The process of refining is adding sugar and other ingredients; cacao and sugar are the most basic forms of chocolate.
Step 9 - Tempering Chocolate
You can eat chocolate straight from the machine after the refining process is possible! Most chocolate sold in stores undergoes a process called tempering before packaging. Heat, cool, and then rewarm chocolate to keep it smooth and shiny is the process of tempering.
Cocoa butter's fatty acids are forced into form V during the tempering process, giving the chocolate a glossy surface, a snap, and a smoother texture.
Chocolate manufacture must temper unless diluted with a cheaper oil that coats the cocoa and sugar better. This tempering process helps to prevent cocoa and sugar solids from sticking to one another,
Untempered chocolate will have grey streaks or bubbles of fat caused by a mixture of the six cocoa butter crystal formations. It is common for chocolatiers to let their chocolate mellow out for a couple of months before tempering it to allow the flavour to develop fully.
It is possible to mould chocolate into chocolate bars, make bonbons, coat candy bars, or sculpt it into beautiful forms after tempering.
Step 10 - Chocolate Ageing
There needs to be more understanding and research surrounding the ageing process of chocolate. Still, small-batch artisans and large manufacturers agree that ageing finished chocolate for several weeks gives it a more complex and rounded flavour.
Most large companies permit this process in their distribution networks, while small artisan producers reserve chocolate batches for up to two months before tempering, moulding, and packaging.
How is Chocolate Made in Factories?
Described below are the steps involved in making chocolate in a factory.
Step One: Spread cacao beans in mesh screens. The process removes any twigs, dirt, rocks, or dirt that might be present in the batch.
Step Two: Then, immerse cacao beans in a large drum, where the heating process occurs, which makes the shells loosen.
Step Three: Winnowing of cacao beans occurs in this step by an automated machine called Winnower.
Step Four: Roast the beans until they achieve the desired flavour, and cooking them longer reduces the cacao taste.
Step Five: Powdered cacao beans are mixed with other key ingredients in making chocolate to create a chocolatey liquid.
Step Six: Mix the cacao beans with cocoa butter and sugar based on your desired flavour.
Step Seven: Refining the chocolate into a dry powder occurs after mixing all the ingredients.
Step Eight: Using a machine known as a conch, the powder becomes liquid again.
Step Nine: This step involves moulding using plastic moulds to create chocolate bars from liquid chocolate.

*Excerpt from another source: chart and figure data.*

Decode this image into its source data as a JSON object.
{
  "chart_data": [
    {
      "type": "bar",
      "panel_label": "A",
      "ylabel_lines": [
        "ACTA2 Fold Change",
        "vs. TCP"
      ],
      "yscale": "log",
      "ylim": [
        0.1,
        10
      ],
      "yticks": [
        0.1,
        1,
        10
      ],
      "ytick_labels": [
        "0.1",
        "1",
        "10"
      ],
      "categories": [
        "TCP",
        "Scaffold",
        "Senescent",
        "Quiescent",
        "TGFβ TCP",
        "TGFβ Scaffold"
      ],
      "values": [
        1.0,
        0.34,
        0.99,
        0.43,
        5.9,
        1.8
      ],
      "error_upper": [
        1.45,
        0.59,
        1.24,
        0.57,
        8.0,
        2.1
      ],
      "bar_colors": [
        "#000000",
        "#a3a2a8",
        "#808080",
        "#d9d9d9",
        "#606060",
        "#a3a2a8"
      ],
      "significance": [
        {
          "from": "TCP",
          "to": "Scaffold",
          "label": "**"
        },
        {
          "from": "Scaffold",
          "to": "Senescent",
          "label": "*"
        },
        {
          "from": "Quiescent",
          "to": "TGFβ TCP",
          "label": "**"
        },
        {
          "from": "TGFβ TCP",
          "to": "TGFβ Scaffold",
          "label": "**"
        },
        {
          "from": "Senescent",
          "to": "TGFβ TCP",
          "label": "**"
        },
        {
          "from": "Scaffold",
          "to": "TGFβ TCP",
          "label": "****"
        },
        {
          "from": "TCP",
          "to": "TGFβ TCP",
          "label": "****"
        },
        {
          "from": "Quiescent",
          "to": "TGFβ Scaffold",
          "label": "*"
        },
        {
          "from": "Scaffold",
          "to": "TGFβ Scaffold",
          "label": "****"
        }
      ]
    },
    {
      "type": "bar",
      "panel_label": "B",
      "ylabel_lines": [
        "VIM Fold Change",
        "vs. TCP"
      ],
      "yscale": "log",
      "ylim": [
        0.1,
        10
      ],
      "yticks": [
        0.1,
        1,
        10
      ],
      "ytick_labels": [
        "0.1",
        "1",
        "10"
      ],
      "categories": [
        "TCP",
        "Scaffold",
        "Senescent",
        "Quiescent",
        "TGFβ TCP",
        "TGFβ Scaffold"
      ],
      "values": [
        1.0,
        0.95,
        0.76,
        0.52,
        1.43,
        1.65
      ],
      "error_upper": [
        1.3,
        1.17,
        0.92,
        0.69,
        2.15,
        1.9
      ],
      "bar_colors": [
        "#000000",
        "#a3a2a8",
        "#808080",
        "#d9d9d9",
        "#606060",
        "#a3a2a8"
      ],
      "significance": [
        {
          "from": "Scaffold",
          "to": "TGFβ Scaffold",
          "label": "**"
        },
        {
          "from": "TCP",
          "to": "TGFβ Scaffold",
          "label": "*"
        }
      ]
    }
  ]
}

Step Ten: Let the chocolate cool for two hours.
Your chocolate is ready for consumption now. Enjoy!
In summary, ten steps are involved in creating your favourite chocolate: harvesting, fermentation, drying, roasting, winnowing, refining, and tempering. To make chocolate of the highest calibre, it is essential to carry out each process carefully and expertly.
Cacao beans are the main component in chocolate production, and other components like sugar, milk powder, and different spices are combined to improve the chocolate's flavour. Now you understand how chocolate is produced and made in the factory.
Chocolate-making requires a lot of labour, and you now know why. Some craft chocolatiers are better at coaxing flavours from their beans than others.